Perusahaan yang berbasis di Tokyo tersebut menargetkan untuk menghabiskan dana hingga US$1,6 miliar untuk mengakuisisi sejumlah perusahaan rokok di Asia tenggara. Adapun, sebelum membeli Mighty Corp, perusahaan tersebut telah melakukan aksi korporasi terhadap perusahaan asal Indonesia yakni PT Karyadibya Mahardhika yan terafiliasi dengan PT Gudang Garam dari Indonesia senilai US$677 juta.

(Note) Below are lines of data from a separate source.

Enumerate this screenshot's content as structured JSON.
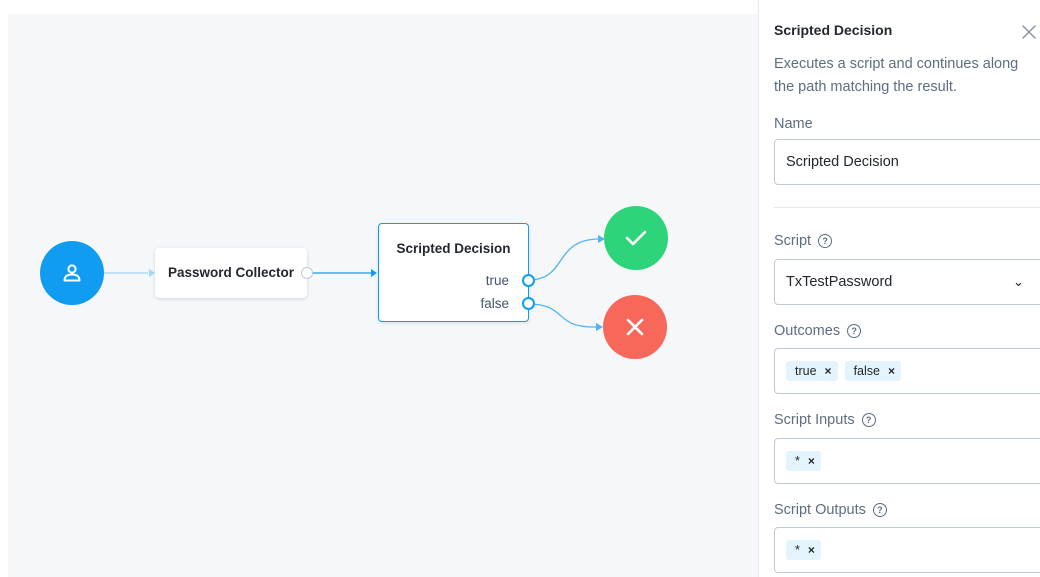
{
  "canvas": {
    "nodes": {
      "password_collector": "Password Collector",
      "scripted_decision": {
        "title": "Scripted Decision",
        "outcomes": [
          "true",
          "false"
        ]
      }
    },
    "colors": {
      "start": "#109cf1",
      "success": "#2ed47a",
      "failure": "#f7685b"
    },
    "icons": {
      "start": "user-icon",
      "success": "check-icon",
      "failure": "x-icon"
    }
  },
  "panel": {
    "title": "Scripted Decision",
    "description": "Executes a script and continues along the path matching the result.",
    "name": {
      "label": "Name",
      "value": "Scripted Decision"
    },
    "script": {
      "label": "Script",
      "value": "TxTestPassword"
    },
    "outcomes": {
      "label": "Outcomes",
      "chips": [
        "true",
        "false"
      ]
    },
    "script_inputs": {
      "label": "Script Inputs",
      "chips": [
        "*"
      ]
    },
    "script_outputs": {
      "label": "Script Outputs",
      "chips": [
        "*"
      ]
    }
  }
}
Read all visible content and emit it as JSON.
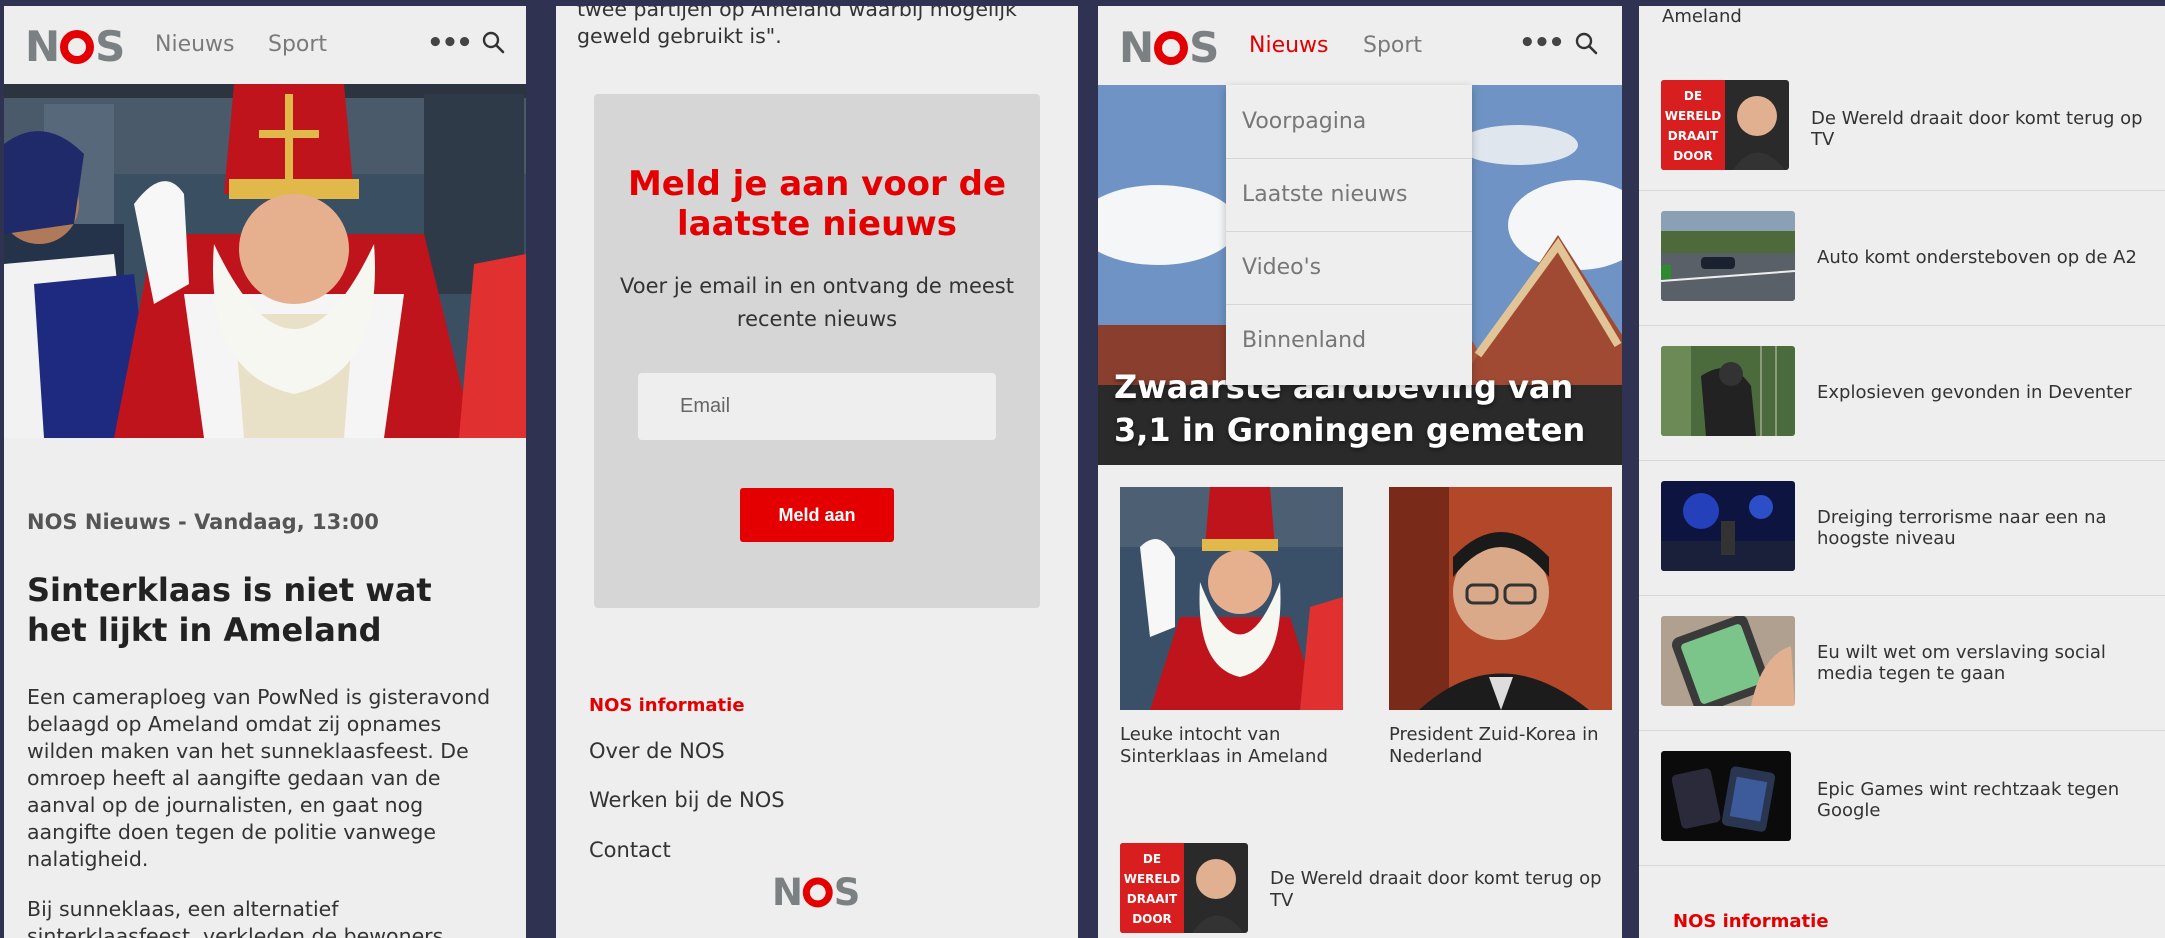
{
  "header": {
    "logo": "NOS",
    "nav_news": "Nieuws",
    "nav_sport": "Sport",
    "more_glyph": "•••",
    "search_icon": "search-icon"
  },
  "article": {
    "meta": "NOS Nieuws - Vandaag, 13:00",
    "title": "Sinterklaas is niet wat het lijkt in Ameland",
    "paragraph1": "Een cameraploeg van PowNed is gisteravond belaagd op Ameland omdat zij opnames wilden maken van het sunneklaasfeest. De omroep heeft al aangifte gedaan van de aanval op de journalisten, en gaat nog aangifte doen tegen de politie vanwege nalatigheid.",
    "paragraph2": "Bij sunneklaas, een alternatief sinterklaasfeest, verkleden de bewoners",
    "quote_tail": "twee partijen op Ameland waarbij mogelijk geweld gebruikt is\"."
  },
  "newsletter": {
    "title": "Meld je aan voor de laatste nieuws",
    "subtitle": "Voer je email in en ontvang de meest recente nieuws",
    "email_placeholder": "Email",
    "submit_label": "Meld aan"
  },
  "footer": {
    "heading": "NOS informatie",
    "links": [
      "Over de NOS",
      "Werken bij de NOS",
      "Contact"
    ],
    "logo": "NOS"
  },
  "menu": {
    "items": [
      "Voorpagina",
      "Laatste nieuws",
      "Video's",
      "Binnenland"
    ]
  },
  "home": {
    "hero_title": "Zwaarste aardbeving van 3,1 in Groningen gemeten",
    "cards": [
      {
        "caption": "Leuke intocht van Sinterklaas in Ameland"
      },
      {
        "caption": "President Zuid-Korea in Nederland"
      }
    ],
    "row_caption": "De Wereld draait door komt terug op TV",
    "thumb_text": [
      "DE",
      "WERELD",
      "DRAAIT",
      "DOOR"
    ]
  },
  "list": {
    "top_fragment": "Ameland",
    "items": [
      "De Wereld draait door komt terug op TV",
      "Auto komt ondersteboven op de A2",
      "Explosieven gevonden in Deventer",
      "Dreiging terrorisme naar een na hoogste niveau",
      "Eu wilt wet om verslaving social media tegen te gaan",
      "Epic Games wint rechtzaak tegen Google"
    ],
    "footer_heading": "NOS informatie"
  },
  "colors": {
    "brand_red": "#e40000",
    "logo_grey": "#7b8183",
    "panel_bg": "#eeeeee",
    "page_bg": "#2f3250"
  }
}
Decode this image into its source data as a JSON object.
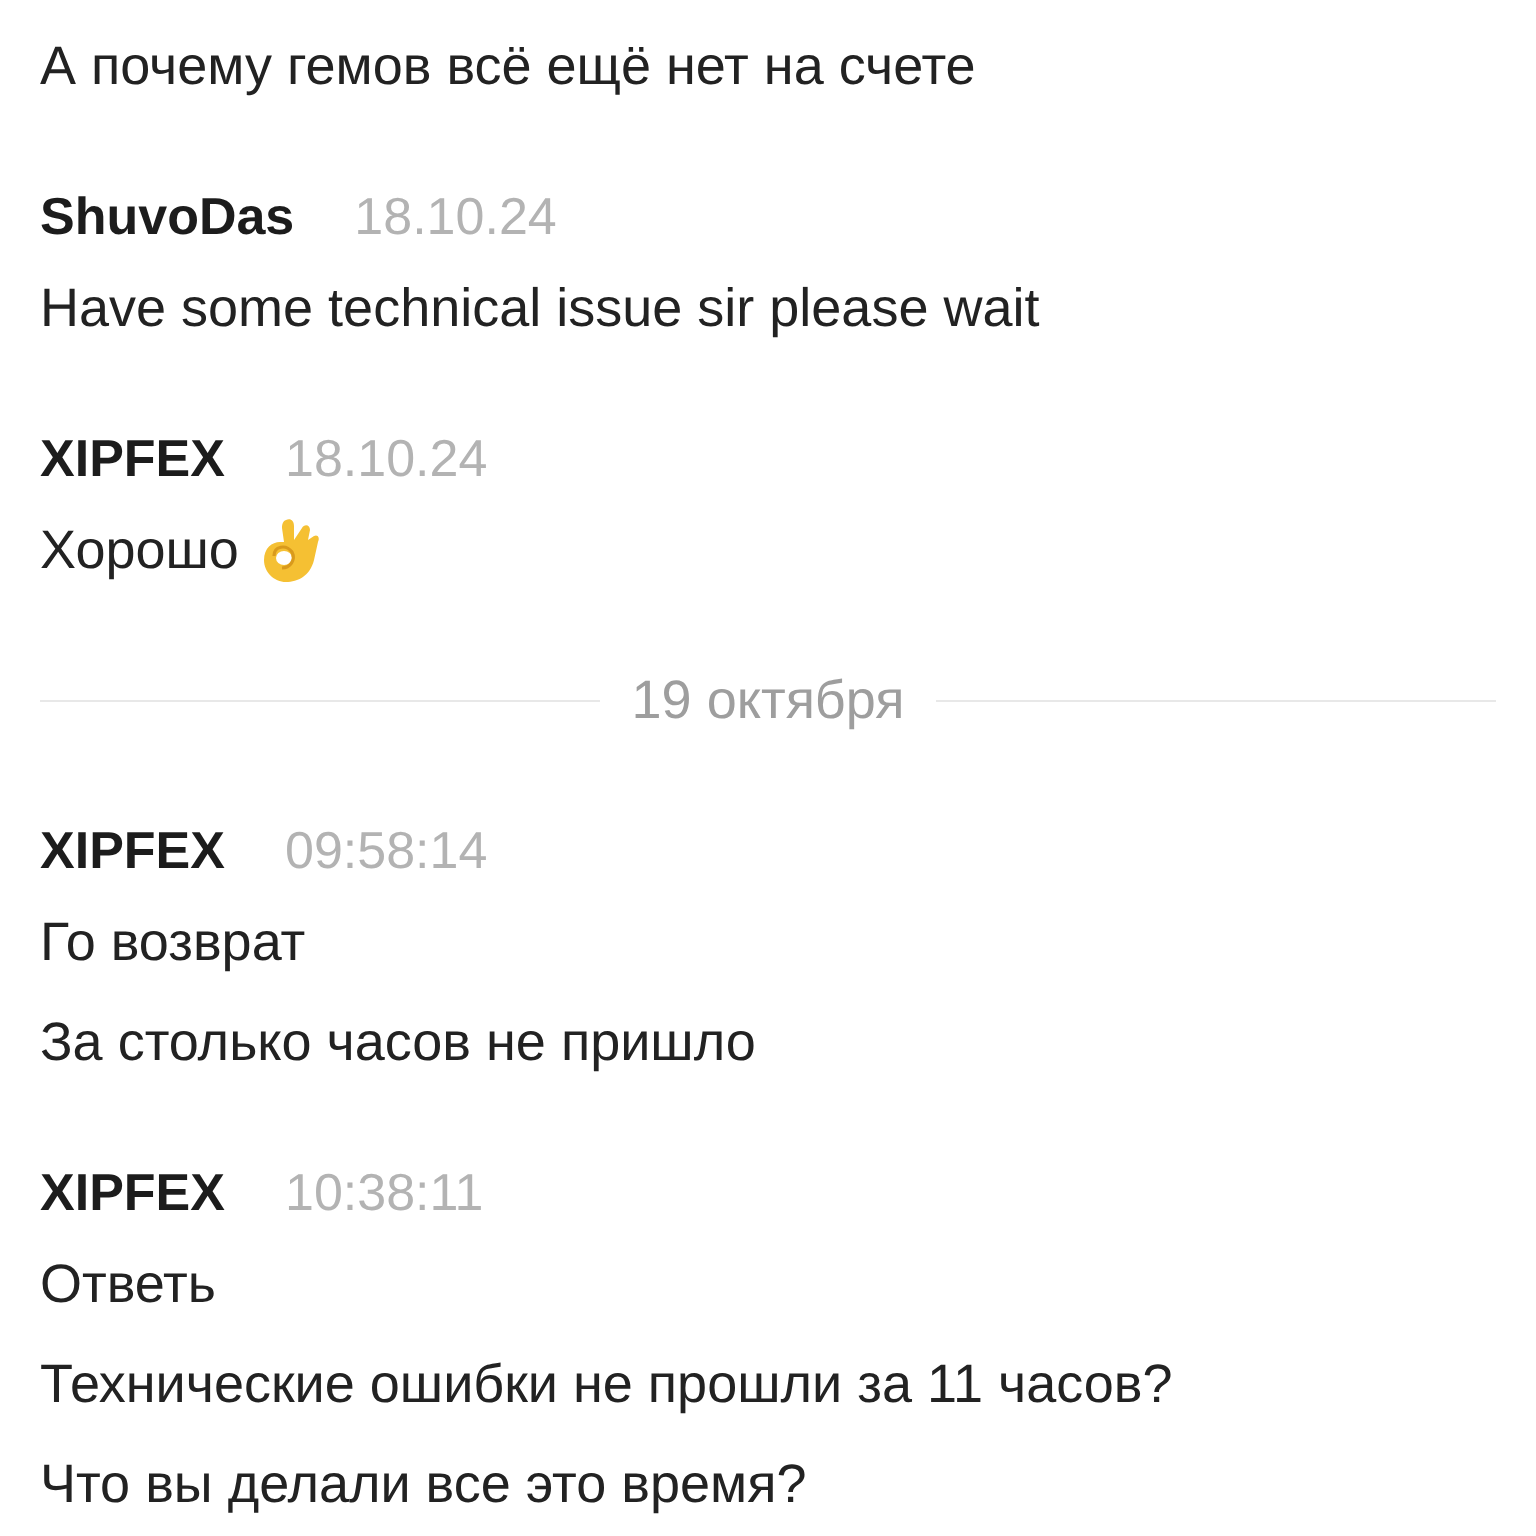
{
  "chat": {
    "feed": [
      {
        "kind": "messages",
        "messages": [
          {
            "text": "А почему гемов всё ещё нет на счете",
            "emoji": false
          }
        ]
      },
      {
        "kind": "messages",
        "author": "ShuvoDas",
        "time": "18.10.24",
        "messages": [
          {
            "text": "Have some technical issue sir please wait",
            "emoji": false
          }
        ]
      },
      {
        "kind": "messages",
        "author": "XIPFEX",
        "time": "18.10.24",
        "messages": [
          {
            "text": "Хорошо",
            "emoji": true
          }
        ]
      },
      {
        "kind": "date_divider",
        "label": "19 октября"
      },
      {
        "kind": "messages",
        "author": "XIPFEX",
        "time": "09:58:14",
        "messages": [
          {
            "text": "Го возврат",
            "emoji": false
          },
          {
            "text": "За столько часов не пришло",
            "emoji": false
          }
        ]
      },
      {
        "kind": "messages",
        "author": "XIPFEX",
        "time": "10:38:11",
        "messages": [
          {
            "text": "Ответь",
            "emoji": false
          },
          {
            "text": "Технические ошибки не прошли за 11 часов?",
            "emoji": false
          },
          {
            "text": "Что вы делали все это время?",
            "emoji": false
          }
        ]
      }
    ]
  }
}
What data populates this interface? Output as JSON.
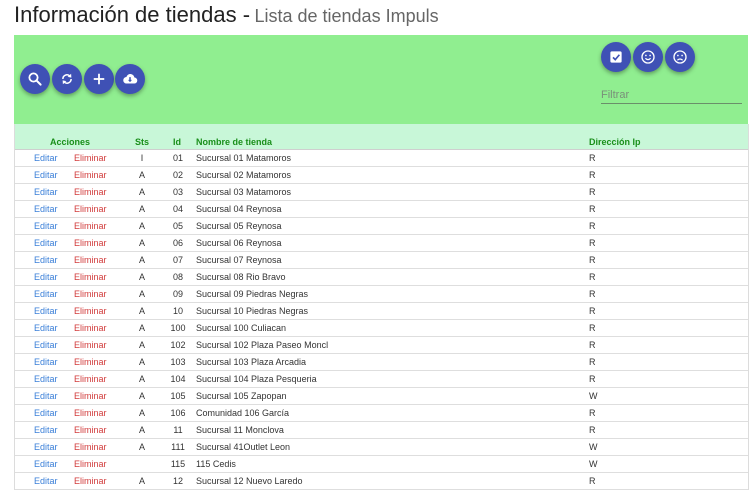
{
  "header": {
    "title": "Información de tiendas -",
    "subtitle": "Lista de tiendas Impuls"
  },
  "toolbar": {
    "buttons": [
      {
        "name": "search-button",
        "icon": "search-icon"
      },
      {
        "name": "refresh-button",
        "icon": "refresh-icon"
      },
      {
        "name": "add-button",
        "icon": "plus-icon"
      },
      {
        "name": "download-button",
        "icon": "cloud-download-icon"
      }
    ],
    "right_buttons": [
      {
        "name": "select-all-button",
        "icon": "checkbox-icon"
      },
      {
        "name": "satisfied-button",
        "icon": "smile-face-icon"
      },
      {
        "name": "dissatisfied-button",
        "icon": "sad-face-icon"
      }
    ],
    "filter_placeholder": "Filtrar",
    "colors": {
      "toolbar_bg": "#90ee90",
      "fab": "#3f51b5"
    }
  },
  "table": {
    "columns": {
      "acciones": "Acciones",
      "sts": "Sts",
      "id": "Id",
      "nombre": "Nombre de tienda",
      "ip": "Dirección Ip"
    },
    "edit_label": "Editar",
    "delete_label": "Eliminar",
    "rows": [
      {
        "sts": "I",
        "id": "01",
        "nombre": "Sucursal 01 Matamoros",
        "ip": "R"
      },
      {
        "sts": "A",
        "id": "02",
        "nombre": "Sucursal 02 Matamoros",
        "ip": "R"
      },
      {
        "sts": "A",
        "id": "03",
        "nombre": "Sucursal 03 Matamoros",
        "ip": "R"
      },
      {
        "sts": "A",
        "id": "04",
        "nombre": "Sucursal 04 Reynosa",
        "ip": "R"
      },
      {
        "sts": "A",
        "id": "05",
        "nombre": "Sucursal 05 Reynosa",
        "ip": "R"
      },
      {
        "sts": "A",
        "id": "06",
        "nombre": "Sucursal 06 Reynosa",
        "ip": "R"
      },
      {
        "sts": "A",
        "id": "07",
        "nombre": "Sucursal 07 Reynosa",
        "ip": "R"
      },
      {
        "sts": "A",
        "id": "08",
        "nombre": "Sucursal 08 Rio Bravo",
        "ip": "R"
      },
      {
        "sts": "A",
        "id": "09",
        "nombre": "Sucursal 09 Piedras Negras",
        "ip": "R"
      },
      {
        "sts": "A",
        "id": "10",
        "nombre": "Sucursal 10 Piedras Negras",
        "ip": "R"
      },
      {
        "sts": "A",
        "id": "100",
        "nombre": "Sucursal 100 Culiacan",
        "ip": "R"
      },
      {
        "sts": "A",
        "id": "102",
        "nombre": "Sucursal 102 Plaza Paseo Moncl",
        "ip": "R"
      },
      {
        "sts": "A",
        "id": "103",
        "nombre": "Sucursal 103 Plaza Arcadia",
        "ip": "R"
      },
      {
        "sts": "A",
        "id": "104",
        "nombre": "Sucursal 104 Plaza Pesqueria",
        "ip": "R"
      },
      {
        "sts": "A",
        "id": "105",
        "nombre": "Sucursal 105 Zapopan",
        "ip": "W"
      },
      {
        "sts": "A",
        "id": "106",
        "nombre": "Comunidad 106 García",
        "ip": "R"
      },
      {
        "sts": "A",
        "id": "11",
        "nombre": "Sucursal 11 Monclova",
        "ip": "R"
      },
      {
        "sts": "A",
        "id": "111",
        "nombre": "Sucursal 41Outlet Leon",
        "ip": "W"
      },
      {
        "sts": "",
        "id": "115",
        "nombre": "115 Cedis",
        "ip": "W"
      },
      {
        "sts": "A",
        "id": "12",
        "nombre": "Sucursal 12 Nuevo Laredo",
        "ip": "R"
      }
    ]
  }
}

"Pembelian di Indonesia dan Filipina sesuai dengan strategi," lanjut Miyauchi.
Seperti diketahui, industri rokok global telah melakukan konsolidasi selama beberapa tahun terakhir di tengah penurunan tingkat merokok. Setelah transaksi besar seperti pembelian American Reynlo Amerika Inc. senilai US$ 49miliar oleh British American Tobacco Plc, terdapat sejumlah merger lain yang juga dilakukan oleh perusahaan sektor tersebut.
Asia Tenggara dinilai sebagai pasar yang potensial karena memiliki jumlah perokok yang tinggi dan peraturan pembatasan penjualan yang lebih longgar. Adapun, Indonesia memiliki jumlah perokok tertinggi di Asia, dan Filipina berada di posisi ketiga, menurut f Euromonitor International.
“Perusahaan seperti Japan Tobacco memang perlu memperluas bisnisnya di pasar negara berkembang, di tengah ketatnya persaingan di AS. Perusahaan itu perlu memperlebar bisnisnya di Timur Tengah atau Afrika yang relatif minim persaingan,” kata Owen Bennett, analis Jefferies International Ltd.